Pamela & Honey on the beach
In her paid work as a housing counselor for a nonprofit organization, Pamela sees that helping animals and helping people go together. Many first home buyers approach her for help because they are struggling to find apartments that allow animals. Others have trouble getting homeowner's insurance that doesn't discriminate against their dog's breed. And shelters in the areas hardest hit by foreclosures are struggling with an influx of pets from families who have lost their homes. Issues at the center of people's lives have tremendous impact on the animals who live with them.
This realization that compassion toward animals can't exist without compassion for people influences the content of Pamela's blog, Something Wagging This Way Comes. Yes, it's full of silly jokes and stories.

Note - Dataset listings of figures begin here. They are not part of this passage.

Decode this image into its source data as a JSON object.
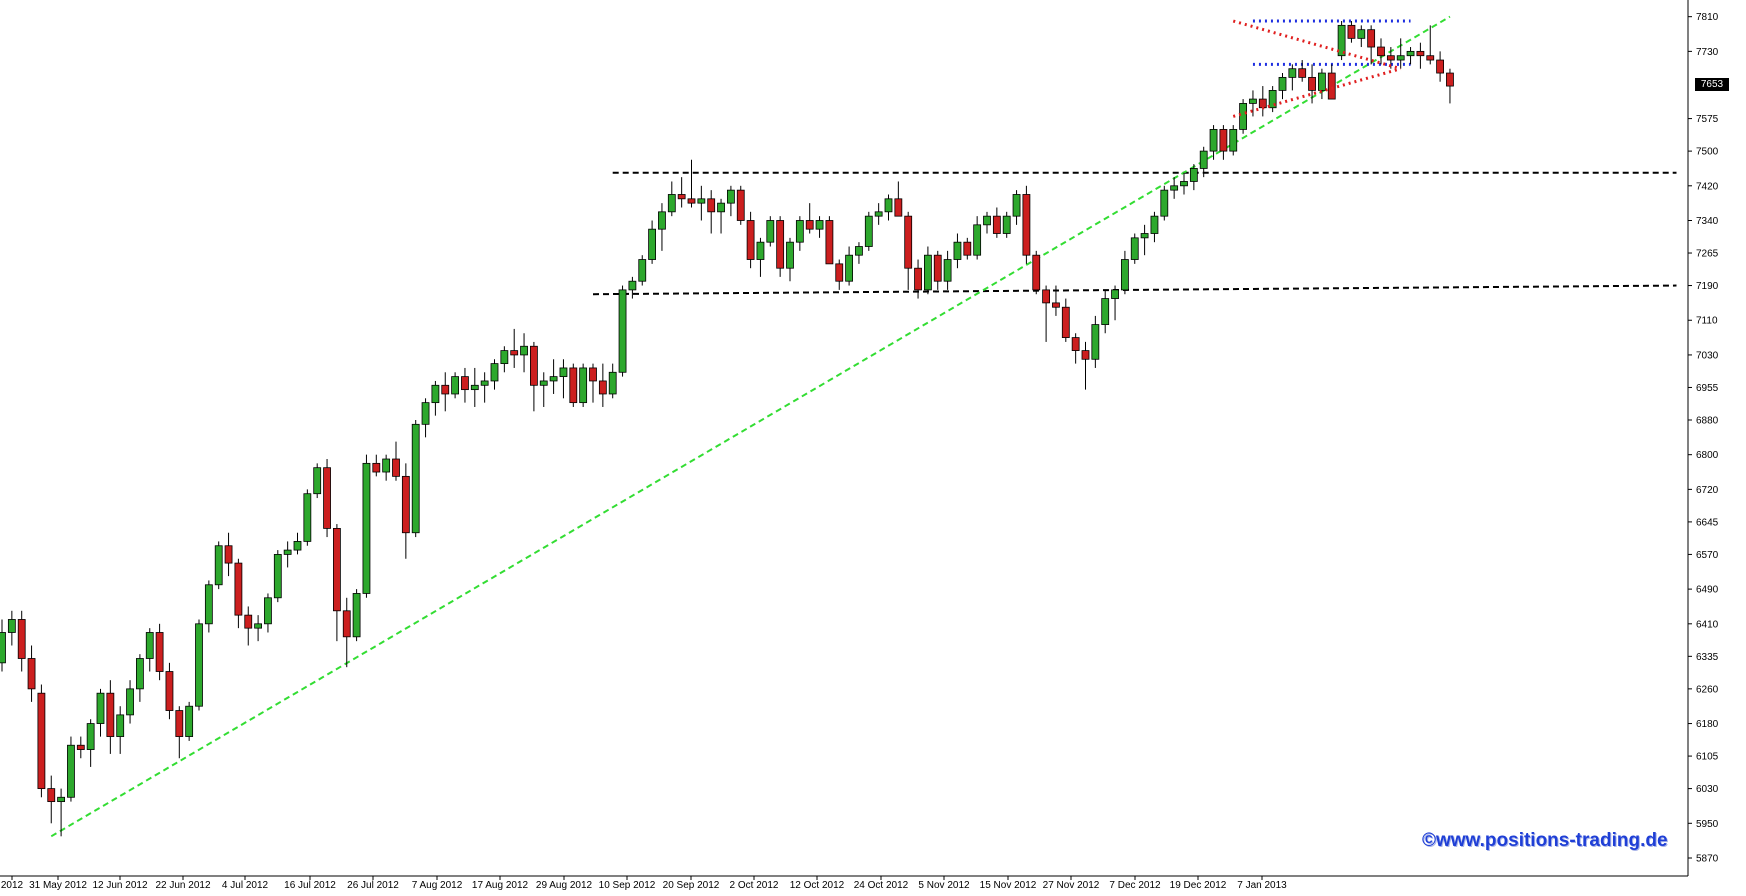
{
  "watermark": "©www.positions-trading.de",
  "last_price_label": "7653",
  "colors": {
    "up_candle": "#2da82d",
    "down_candle": "#cc1f1f",
    "trendline": "#33dd33",
    "support_resistance": "#000000",
    "range_box": "#1e2fe0",
    "triangle": "#e01f1f",
    "axis": "#000000"
  },
  "chart_data": {
    "type": "candlestick",
    "title": "",
    "xlabel": "",
    "ylabel": "",
    "ylim": [
      5840,
      7830
    ],
    "y_ticks": [
      7810,
      7730,
      7653,
      7575,
      7500,
      7420,
      7340,
      7265,
      7190,
      7110,
      7030,
      6955,
      6880,
      6800,
      6720,
      6645,
      6570,
      6490,
      6410,
      6335,
      6260,
      6180,
      6105,
      6030,
      5950,
      5870
    ],
    "x_tick_labels": [
      "2012",
      "31 May 2012",
      "12 Jun 2012",
      "22 Jun 2012",
      "4 Jul 2012",
      "16 Jul 2012",
      "26 Jul 2012",
      "7 Aug 2012",
      "17 Aug 2012",
      "29 Aug 2012",
      "10 Sep 2012",
      "20 Sep 2012",
      "2 Oct 2012",
      "12 Oct 2012",
      "24 Oct 2012",
      "5 Nov 2012",
      "15 Nov 2012",
      "27 Nov 2012",
      "7 Dec 2012",
      "19 Dec 2012",
      "7 Jan 2013"
    ],
    "last_price": 7653,
    "grid": false,
    "series": [
      {
        "name": "",
        "values": [
          [
            6320,
            6420,
            6300,
            6390
          ],
          [
            6390,
            6440,
            6360,
            6420
          ],
          [
            6420,
            6440,
            6300,
            6330
          ],
          [
            6330,
            6360,
            6230,
            6260
          ],
          [
            6250,
            6270,
            6010,
            6030
          ],
          [
            6030,
            6060,
            5950,
            6000
          ],
          [
            6000,
            6030,
            5920,
            6010
          ],
          [
            6010,
            6150,
            6000,
            6130
          ],
          [
            6130,
            6150,
            6100,
            6120
          ],
          [
            6120,
            6190,
            6080,
            6180
          ],
          [
            6180,
            6260,
            6150,
            6250
          ],
          [
            6250,
            6280,
            6110,
            6150
          ],
          [
            6150,
            6220,
            6110,
            6200
          ],
          [
            6200,
            6280,
            6180,
            6260
          ],
          [
            6260,
            6340,
            6230,
            6330
          ],
          [
            6330,
            6400,
            6300,
            6390
          ],
          [
            6390,
            6410,
            6280,
            6300
          ],
          [
            6300,
            6320,
            6190,
            6210
          ],
          [
            6210,
            6220,
            6100,
            6150
          ],
          [
            6150,
            6230,
            6140,
            6220
          ],
          [
            6220,
            6420,
            6210,
            6410
          ],
          [
            6410,
            6510,
            6390,
            6500
          ],
          [
            6500,
            6600,
            6490,
            6590
          ],
          [
            6590,
            6620,
            6520,
            6550
          ],
          [
            6550,
            6560,
            6400,
            6430
          ],
          [
            6430,
            6450,
            6360,
            6400
          ],
          [
            6400,
            6430,
            6370,
            6410
          ],
          [
            6410,
            6480,
            6390,
            6470
          ],
          [
            6470,
            6580,
            6460,
            6570
          ],
          [
            6570,
            6600,
            6540,
            6580
          ],
          [
            6580,
            6620,
            6570,
            6600
          ],
          [
            6600,
            6720,
            6590,
            6710
          ],
          [
            6710,
            6780,
            6700,
            6770
          ],
          [
            6770,
            6790,
            6610,
            6630
          ],
          [
            6630,
            6640,
            6370,
            6440
          ],
          [
            6440,
            6470,
            6310,
            6380
          ],
          [
            6380,
            6490,
            6370,
            6480
          ],
          [
            6480,
            6800,
            6470,
            6780
          ],
          [
            6780,
            6800,
            6750,
            6760
          ],
          [
            6760,
            6800,
            6740,
            6790
          ],
          [
            6790,
            6830,
            6740,
            6750
          ],
          [
            6750,
            6780,
            6560,
            6620
          ],
          [
            6620,
            6880,
            6610,
            6870
          ],
          [
            6870,
            6930,
            6840,
            6920
          ],
          [
            6920,
            6970,
            6890,
            6960
          ],
          [
            6960,
            6990,
            6900,
            6940
          ],
          [
            6940,
            6990,
            6930,
            6980
          ],
          [
            6980,
            7000,
            6920,
            6950
          ],
          [
            6950,
            7000,
            6910,
            6960
          ],
          [
            6960,
            6990,
            6920,
            6970
          ],
          [
            6970,
            7020,
            6950,
            7010
          ],
          [
            7010,
            7050,
            6990,
            7040
          ],
          [
            7040,
            7090,
            7000,
            7030
          ],
          [
            7030,
            7080,
            6990,
            7050
          ],
          [
            7050,
            7060,
            6900,
            6960
          ],
          [
            6960,
            6990,
            6910,
            6970
          ],
          [
            6970,
            7020,
            6940,
            6980
          ],
          [
            6980,
            7020,
            6930,
            7000
          ],
          [
            7000,
            7010,
            6910,
            6920
          ],
          [
            6920,
            7010,
            6910,
            7000
          ],
          [
            7000,
            7010,
            6920,
            6970
          ],
          [
            6970,
            7010,
            6910,
            6940
          ],
          [
            6940,
            7010,
            6930,
            6990
          ],
          [
            6990,
            7190,
            6980,
            7180
          ],
          [
            7180,
            7210,
            7160,
            7200
          ],
          [
            7200,
            7260,
            7190,
            7250
          ],
          [
            7250,
            7340,
            7240,
            7320
          ],
          [
            7320,
            7380,
            7270,
            7360
          ],
          [
            7360,
            7430,
            7350,
            7400
          ],
          [
            7400,
            7440,
            7370,
            7390
          ],
          [
            7390,
            7480,
            7370,
            7380
          ],
          [
            7380,
            7420,
            7340,
            7390
          ],
          [
            7390,
            7410,
            7310,
            7360
          ],
          [
            7360,
            7390,
            7310,
            7380
          ],
          [
            7380,
            7420,
            7350,
            7410
          ],
          [
            7410,
            7420,
            7330,
            7340
          ],
          [
            7340,
            7360,
            7230,
            7250
          ],
          [
            7250,
            7300,
            7210,
            7290
          ],
          [
            7290,
            7350,
            7280,
            7340
          ],
          [
            7340,
            7350,
            7210,
            7230
          ],
          [
            7230,
            7300,
            7200,
            7290
          ],
          [
            7290,
            7350,
            7270,
            7340
          ],
          [
            7340,
            7380,
            7310,
            7320
          ],
          [
            7320,
            7350,
            7300,
            7340
          ],
          [
            7340,
            7350,
            7250,
            7240
          ],
          [
            7240,
            7250,
            7180,
            7200
          ],
          [
            7200,
            7280,
            7190,
            7260
          ],
          [
            7260,
            7290,
            7240,
            7280
          ],
          [
            7280,
            7360,
            7270,
            7350
          ],
          [
            7350,
            7380,
            7330,
            7360
          ],
          [
            7360,
            7400,
            7340,
            7390
          ],
          [
            7390,
            7430,
            7360,
            7350
          ],
          [
            7350,
            7360,
            7180,
            7230
          ],
          [
            7230,
            7250,
            7160,
            7180
          ],
          [
            7180,
            7280,
            7170,
            7260
          ],
          [
            7260,
            7270,
            7180,
            7200
          ],
          [
            7200,
            7270,
            7180,
            7250
          ],
          [
            7250,
            7310,
            7230,
            7290
          ],
          [
            7290,
            7300,
            7250,
            7260
          ],
          [
            7260,
            7350,
            7250,
            7330
          ],
          [
            7330,
            7360,
            7310,
            7350
          ],
          [
            7350,
            7370,
            7300,
            7310
          ],
          [
            7310,
            7360,
            7300,
            7350
          ],
          [
            7350,
            7410,
            7330,
            7400
          ],
          [
            7400,
            7420,
            7240,
            7260
          ],
          [
            7260,
            7270,
            7170,
            7180
          ],
          [
            7180,
            7190,
            7060,
            7150
          ],
          [
            7150,
            7190,
            7120,
            7140
          ],
          [
            7140,
            7160,
            7060,
            7070
          ],
          [
            7070,
            7080,
            7010,
            7040
          ],
          [
            7040,
            7060,
            6950,
            7020
          ],
          [
            7020,
            7120,
            7000,
            7100
          ],
          [
            7100,
            7180,
            7080,
            7160
          ],
          [
            7160,
            7190,
            7110,
            7180
          ],
          [
            7180,
            7270,
            7170,
            7250
          ],
          [
            7250,
            7310,
            7240,
            7300
          ],
          [
            7300,
            7330,
            7260,
            7310
          ],
          [
            7310,
            7360,
            7290,
            7350
          ],
          [
            7350,
            7420,
            7340,
            7410
          ],
          [
            7410,
            7440,
            7390,
            7420
          ],
          [
            7420,
            7450,
            7400,
            7430
          ],
          [
            7430,
            7470,
            7410,
            7460
          ],
          [
            7460,
            7510,
            7440,
            7500
          ],
          [
            7500,
            7560,
            7480,
            7550
          ],
          [
            7550,
            7560,
            7480,
            7500
          ],
          [
            7500,
            7560,
            7490,
            7550
          ],
          [
            7550,
            7620,
            7540,
            7610
          ],
          [
            7610,
            7640,
            7580,
            7620
          ],
          [
            7620,
            7650,
            7580,
            7600
          ],
          [
            7600,
            7650,
            7590,
            7640
          ],
          [
            7640,
            7680,
            7620,
            7670
          ],
          [
            7670,
            7700,
            7640,
            7690
          ],
          [
            7690,
            7710,
            7660,
            7670
          ],
          [
            7670,
            7700,
            7610,
            7640
          ],
          [
            7640,
            7690,
            7620,
            7680
          ],
          [
            7680,
            7700,
            7620,
            7620
          ],
          [
            7720,
            7800,
            7710,
            7790
          ],
          [
            7790,
            7800,
            7750,
            7760
          ],
          [
            7760,
            7790,
            7740,
            7780
          ],
          [
            7780,
            7790,
            7700,
            7740
          ],
          [
            7740,
            7760,
            7700,
            7720
          ],
          [
            7720,
            7740,
            7690,
            7710
          ],
          [
            7710,
            7760,
            7690,
            7720
          ],
          [
            7720,
            7740,
            7700,
            7730
          ],
          [
            7730,
            7750,
            7690,
            7720
          ],
          [
            7720,
            7790,
            7700,
            7710
          ],
          [
            7710,
            7730,
            7660,
            7680
          ],
          [
            7680,
            7690,
            7610,
            7650
          ]
        ]
      }
    ],
    "trendline": {
      "x": [
        5,
        147
      ],
      "y": [
        5920,
        7810
      ]
    },
    "horizontal_levels": [
      {
        "x": [
          62,
          170
        ],
        "y": [
          7450,
          7450
        ]
      },
      {
        "x": [
          60,
          170
        ],
        "y": [
          7170,
          7190
        ]
      }
    ],
    "range_box": {
      "x": [
        127,
        143
      ],
      "top": 7800,
      "bottom": 7700
    },
    "triangle": {
      "x": [
        125,
        142
      ],
      "upper_start": 7800,
      "lower_start": 7580,
      "apex": 7690
    }
  }
}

But more serious posts describe ways for people to travel with reactive dogs, provide arguments for why puppy mills are bad capitalism, and even posit that someone seeking a dominance-based trainer might be looking for a way to understand their dog, even if the approach they take is misguided.
Pamela is the contributing Pet Travel writer for A Traveler's Library where she reviews books about pet-related travel. When she's not traveling with her dog, Honey, Pamela and her husband foster puppies for the Tompkins County SPCA.
What is your idea of perfect happiness?
I'd love to live in a world where life is more important than commerce. In that world, puppy mills and factory farms wouldn't exist because making money wouldn't take precedence over the health and welfare of living creatures. People would live balanced lives that gave them time to treat each other and animals with kindness. We'd remember that relationships are more important than acquiring stuff.